|Born||Erza Hervey Heywood
September 29, 1829
|Died||May 22, 1893
Heywood saw what he believed to be a disproportionate concentration of capital in the hands of a few as the result of a selective extension of government-backed privileges to certain individuals and organizations.
He believed that there should be no profit in rent of buildings. He did not oppose rent, but believed that if the building was fully paid for that it was improper to charge more than what is necessary for transfer costs, insurance, and repair of deterioration that occurs during the occupation by the tenant. He even asserted that it may be incumbent on the owner of the building to pay rent to the tenant if the tenant keeps his residency in such a condition that saved it from deterioration if it were otherwise unoccupied. Heywood believed that title to unused land was a great evil.

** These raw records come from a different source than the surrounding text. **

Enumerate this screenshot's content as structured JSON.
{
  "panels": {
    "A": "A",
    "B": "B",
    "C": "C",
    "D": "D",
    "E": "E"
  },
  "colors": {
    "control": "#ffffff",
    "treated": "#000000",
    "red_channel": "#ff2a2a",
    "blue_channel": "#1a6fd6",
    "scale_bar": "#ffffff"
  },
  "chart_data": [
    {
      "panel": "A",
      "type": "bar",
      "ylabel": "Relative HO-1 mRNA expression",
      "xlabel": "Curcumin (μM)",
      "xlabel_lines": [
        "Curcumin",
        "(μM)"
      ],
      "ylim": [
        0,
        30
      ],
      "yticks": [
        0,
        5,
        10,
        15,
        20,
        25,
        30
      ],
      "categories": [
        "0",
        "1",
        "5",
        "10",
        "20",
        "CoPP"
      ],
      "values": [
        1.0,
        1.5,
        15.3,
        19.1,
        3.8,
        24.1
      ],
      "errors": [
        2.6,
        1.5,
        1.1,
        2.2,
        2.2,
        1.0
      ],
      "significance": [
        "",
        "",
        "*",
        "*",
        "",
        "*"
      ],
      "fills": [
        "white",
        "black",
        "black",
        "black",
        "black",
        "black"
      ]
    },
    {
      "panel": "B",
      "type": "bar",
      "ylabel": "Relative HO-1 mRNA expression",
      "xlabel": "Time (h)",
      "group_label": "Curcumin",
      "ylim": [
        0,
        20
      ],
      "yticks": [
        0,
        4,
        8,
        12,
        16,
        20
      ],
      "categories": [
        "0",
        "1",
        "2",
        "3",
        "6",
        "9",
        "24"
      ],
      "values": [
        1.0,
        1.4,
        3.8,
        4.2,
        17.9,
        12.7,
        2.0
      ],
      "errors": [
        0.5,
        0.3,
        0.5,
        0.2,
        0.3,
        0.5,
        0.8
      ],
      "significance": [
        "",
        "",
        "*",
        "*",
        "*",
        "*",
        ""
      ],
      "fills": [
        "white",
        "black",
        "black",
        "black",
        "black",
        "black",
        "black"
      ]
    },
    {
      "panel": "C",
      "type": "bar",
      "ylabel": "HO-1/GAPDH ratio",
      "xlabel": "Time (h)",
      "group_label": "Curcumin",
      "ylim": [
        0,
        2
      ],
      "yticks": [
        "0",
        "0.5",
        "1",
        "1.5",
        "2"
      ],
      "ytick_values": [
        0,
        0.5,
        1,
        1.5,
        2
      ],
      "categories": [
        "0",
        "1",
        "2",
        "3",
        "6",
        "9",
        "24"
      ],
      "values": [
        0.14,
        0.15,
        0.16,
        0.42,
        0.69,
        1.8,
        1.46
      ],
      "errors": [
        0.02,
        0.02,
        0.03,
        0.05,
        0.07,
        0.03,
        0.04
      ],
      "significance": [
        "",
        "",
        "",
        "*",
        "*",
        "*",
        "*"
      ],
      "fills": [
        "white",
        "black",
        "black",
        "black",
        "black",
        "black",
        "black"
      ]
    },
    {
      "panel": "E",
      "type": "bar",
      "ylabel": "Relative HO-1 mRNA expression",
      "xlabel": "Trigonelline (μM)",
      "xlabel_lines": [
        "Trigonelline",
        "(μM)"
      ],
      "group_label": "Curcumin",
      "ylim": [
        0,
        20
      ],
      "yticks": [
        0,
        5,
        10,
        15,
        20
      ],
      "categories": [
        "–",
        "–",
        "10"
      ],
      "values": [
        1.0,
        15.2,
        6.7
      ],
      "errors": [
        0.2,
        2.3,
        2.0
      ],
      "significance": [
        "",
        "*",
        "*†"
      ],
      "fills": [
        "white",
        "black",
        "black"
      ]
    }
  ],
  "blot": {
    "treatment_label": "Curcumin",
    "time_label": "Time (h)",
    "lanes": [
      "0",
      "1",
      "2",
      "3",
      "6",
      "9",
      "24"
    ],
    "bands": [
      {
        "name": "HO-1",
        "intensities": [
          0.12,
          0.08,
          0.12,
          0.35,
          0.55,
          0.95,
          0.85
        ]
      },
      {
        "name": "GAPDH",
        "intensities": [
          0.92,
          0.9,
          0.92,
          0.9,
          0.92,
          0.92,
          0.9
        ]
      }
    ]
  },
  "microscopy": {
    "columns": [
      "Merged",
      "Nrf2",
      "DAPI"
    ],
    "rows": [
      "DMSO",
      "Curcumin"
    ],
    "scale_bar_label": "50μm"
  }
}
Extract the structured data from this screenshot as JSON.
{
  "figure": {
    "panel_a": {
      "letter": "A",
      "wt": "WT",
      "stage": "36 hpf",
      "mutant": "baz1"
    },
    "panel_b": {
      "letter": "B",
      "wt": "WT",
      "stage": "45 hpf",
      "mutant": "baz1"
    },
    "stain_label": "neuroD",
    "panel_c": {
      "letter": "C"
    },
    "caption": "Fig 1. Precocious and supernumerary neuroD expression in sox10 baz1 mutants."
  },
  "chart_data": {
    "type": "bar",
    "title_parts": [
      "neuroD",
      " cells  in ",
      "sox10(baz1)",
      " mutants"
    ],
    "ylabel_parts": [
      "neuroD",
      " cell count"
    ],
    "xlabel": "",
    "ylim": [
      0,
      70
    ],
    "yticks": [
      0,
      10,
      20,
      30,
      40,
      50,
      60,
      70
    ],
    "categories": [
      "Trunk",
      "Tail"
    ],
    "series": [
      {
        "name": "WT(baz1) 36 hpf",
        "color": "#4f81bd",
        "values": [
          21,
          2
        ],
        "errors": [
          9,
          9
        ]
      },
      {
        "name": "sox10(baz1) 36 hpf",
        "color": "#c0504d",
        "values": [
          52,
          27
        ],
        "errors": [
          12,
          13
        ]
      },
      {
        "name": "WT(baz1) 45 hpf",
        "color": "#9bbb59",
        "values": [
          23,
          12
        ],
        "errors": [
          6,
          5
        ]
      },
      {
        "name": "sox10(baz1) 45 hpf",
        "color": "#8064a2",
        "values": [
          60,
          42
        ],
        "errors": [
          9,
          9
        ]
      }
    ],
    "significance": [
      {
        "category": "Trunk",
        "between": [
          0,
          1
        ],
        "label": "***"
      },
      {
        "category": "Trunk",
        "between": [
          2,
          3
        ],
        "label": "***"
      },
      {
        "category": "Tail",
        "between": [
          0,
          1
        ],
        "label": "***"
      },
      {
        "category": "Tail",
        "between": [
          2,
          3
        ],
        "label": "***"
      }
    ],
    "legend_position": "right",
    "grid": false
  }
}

Heywood's philosophy was instrumental in furthering individualist anarchist ideas through his extensive pamphleteering and reprinting of works of Josiah Warren, author of True Civilization (1869), and William B. Greene. In 1872, at a convention of the New England Labor Reform League in Boston, Heywood introduced Greene and Warren to eventual Liberty publisher Benjamin Tucker.
In May, 1872 Heywood, a supporter of women's suffrage and free love activist Victoria Woodhull's free speech rights, began editing individualist anarchist magazine The Word from his home in Princeton, Massachusetts. He was tried in 1878 for mailing "obscene material" – literature attacking traditional notions of marriage – at the instigation of postal inspector Anthony Comstock. Convicted of violating the 1873 Comstock Act, he was sentenced to two years' hard labor.
He was pardoned after six months by President Hayes in response to massive protests by sympathizers and free speech advocates. Arrested four more times following his release, Heywood died of tuberculosis within a year of his final release from prison.